記憶喪失になったぼくが見た世界

記憶喪失になったぼくが見た世界 (朝日文庫)

記憶喪失になったぼくが見た世界 (朝日文庫)


 大学時代に記憶喪失になりそれ以前の事を忘れてしまい、過去の記憶がほとんど戻らなかった人が、自身の体験を書いたノンフィクション。
 大学時代に事故で意識不明の重体に陥った後に目覚めたら『両親のことも、友人のことも、/そして自分自身のことさえも、/何もかもすべて、忘れていた。』(N15)
 自分や周囲の人の名前や記憶だけでなく、常識や物の名前やそれらがどんなものかという記憶も失ってしまったものが多い。そのため例えば菓子の包みをとることも忘れて包みごと口に入れてたりもした。そのため当時のどのように周りの世界が見えていたかが子供のような新鮮な視点で世界を見ている文章で書かれている。
 例えば『口が大きくあいて、体がゆれている顔を見るとあんしん。でも、目や口を小さくした顔で見られるのはいやだ。』(N156)と書いてあるのを見ると、笑っている顔や悲しんでいる顔という言葉すら記憶から失われてしまっていたということがわかり、そうした文章でいかに失われたものが多いかを察することができる。
 記憶喪失になって自宅に戻って来たところからこの本は始まる。しかし記憶喪失した著者にとっては未知の世界になってしまったので、自室でも不安になる。そして物の記憶も失われているので、自室にある観葉植物や目覚まし時計も未知の物に見えている。
 事故後に自宅でチョコを初めて食べた時のことが書かれているが、食べ物の記憶も忘れているので、そのチョコの甘さと美味しさに驚く。そうして全く覚えていないことも多いが、不意に断片的にではあるが目の前の物や人についての記憶が蘇ることも稀にではあるがある。
 途中途中で「母の記憶」というパートが置かれて、そこで母から見た記憶喪失した息子の姿と当時感じていたことや苦労などが書かれる。
 味覚も事故前後で大きく変わった。
 事故後数か月で、記憶も戻らぬままだが大学に戻した。それが事故で居場所がなくなってしまった息子の居場所を作ることにつながると期待して。

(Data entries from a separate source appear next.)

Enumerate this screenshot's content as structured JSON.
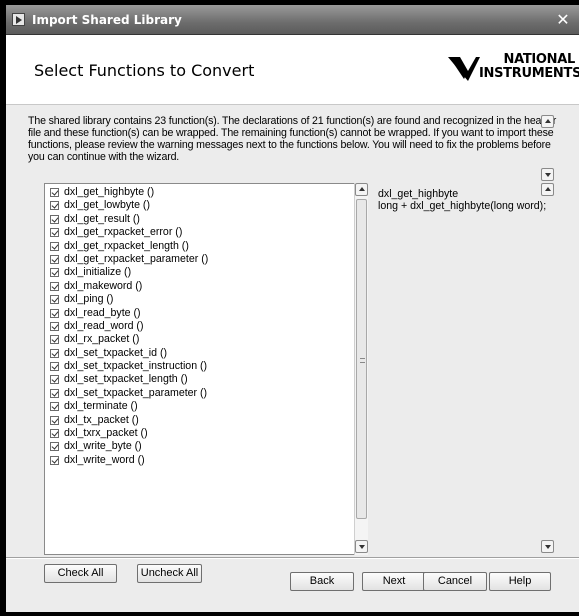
{
  "window": {
    "title": "Import Shared Library",
    "close_glyph": "✕"
  },
  "header": {
    "page_title": "Select Functions to Convert",
    "logo_line1": "NATIONAL",
    "logo_line2": "INSTRUMENTS"
  },
  "description": "The shared library contains 23 function(s). The declarations of 21 function(s) are found and recognized in the header file and these function(s) can be wrapped. The remaining function(s) cannot be wrapped. If you want to import these functions, please review the warning messages next to the functions below. You will need to fix the problems before you can continue with the wizard.",
  "functions": [
    {
      "label": "dxl_get_highbyte ()",
      "checked": true
    },
    {
      "label": "dxl_get_lowbyte ()",
      "checked": true
    },
    {
      "label": "dxl_get_result ()",
      "checked": true
    },
    {
      "label": "dxl_get_rxpacket_error ()",
      "checked": true
    },
    {
      "label": "dxl_get_rxpacket_length ()",
      "checked": true
    },
    {
      "label": "dxl_get_rxpacket_parameter ()",
      "checked": true
    },
    {
      "label": "dxl_initialize ()",
      "checked": true
    },
    {
      "label": "dxl_makeword ()",
      "checked": true
    },
    {
      "label": "dxl_ping ()",
      "checked": true
    },
    {
      "label": "dxl_read_byte ()",
      "checked": true
    },
    {
      "label": "dxl_read_word ()",
      "checked": true
    },
    {
      "label": "dxl_rx_packet ()",
      "checked": true
    },
    {
      "label": "dxl_set_txpacket_id ()",
      "checked": true
    },
    {
      "label": "dxl_set_txpacket_instruction ()",
      "checked": true
    },
    {
      "label": "dxl_set_txpacket_length ()",
      "checked": true
    },
    {
      "label": "dxl_set_txpacket_parameter ()",
      "checked": true
    },
    {
      "label": "dxl_terminate ()",
      "checked": true
    },
    {
      "label": "dxl_tx_packet ()",
      "checked": true
    },
    {
      "label": "dxl_txrx_packet ()",
      "checked": true
    },
    {
      "label": "dxl_write_byte ()",
      "checked": true
    },
    {
      "label": "dxl_write_word ()",
      "checked": true
    }
  ],
  "detail": {
    "function_name": "dxl_get_highbyte",
    "declaration": "long + dxl_get_highbyte(long word);"
  },
  "buttons": {
    "check_all": "Check All",
    "uncheck_all": "Uncheck All",
    "back": "Back",
    "next": "Next",
    "cancel": "Cancel",
    "help": "Help"
  }
}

 そうして大学(大阪芸術大学)に戻る。しかし大学に戻ったばかりの時は文字もほとんど忘れていて、ひらがなを覚えなおすという段階だった。大学では事故前の友人などに世話をしてもらったりして過ごしていた。
 母も後から考えれば『大学は入学したてで二カ月ぐらいしか通ってないところです。そこに優介を生かせたのは、ちょっと酷だったかなと思います。』(N1442)しかし結果的には、大学に馴染むのにも同級生が同級生としている段階で良かったし、それに大学の授業でやるべきことができたことも良かったみたいだ。

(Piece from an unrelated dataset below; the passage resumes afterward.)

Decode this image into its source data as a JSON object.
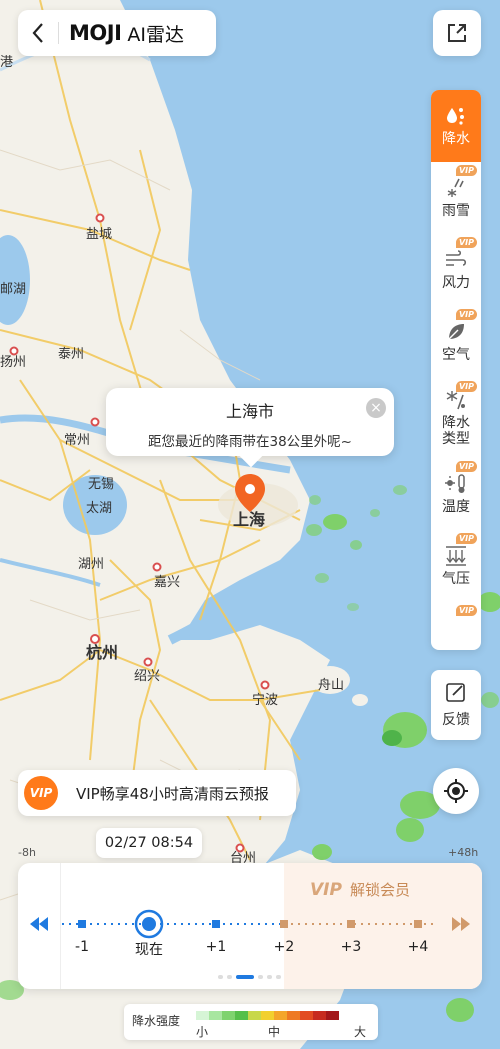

 『過去の出来事は、ときどき思いだせることがある。でもそれは、どこか他人ごとのようだ。
 事故前の記憶を突然思い出して話す時、誰かにしゃべらされているような気になるときがある。なんで今の自分はこんなことを放しているのだろうと思うこともある。話し終わった後、話したことを忘れていることもある。それはすごく不思議な感覚だ。』(N1389)事故前の記憶を思い出した時の不思議な感覚。
 大学卒業後染師・奥田祐斎に師事して、仕事をすることになる。事故後長い間事故前の記憶を取り戻したかったが、事故から12年経って『今いちばん怖いのは、事故前の記憶が戻ること。そうなった瞬間に、今いる自分がなくなってしまうのが、ぼくには一番怖い。ぼくは、この十二年に手に入れた、あたらしい過去に励まされながら生きている。』(N2286)それだけのものを事故後に得たことがわかる文章でいいね。
 現在著者は自身の工房を設立し、独立した染物作家として活躍。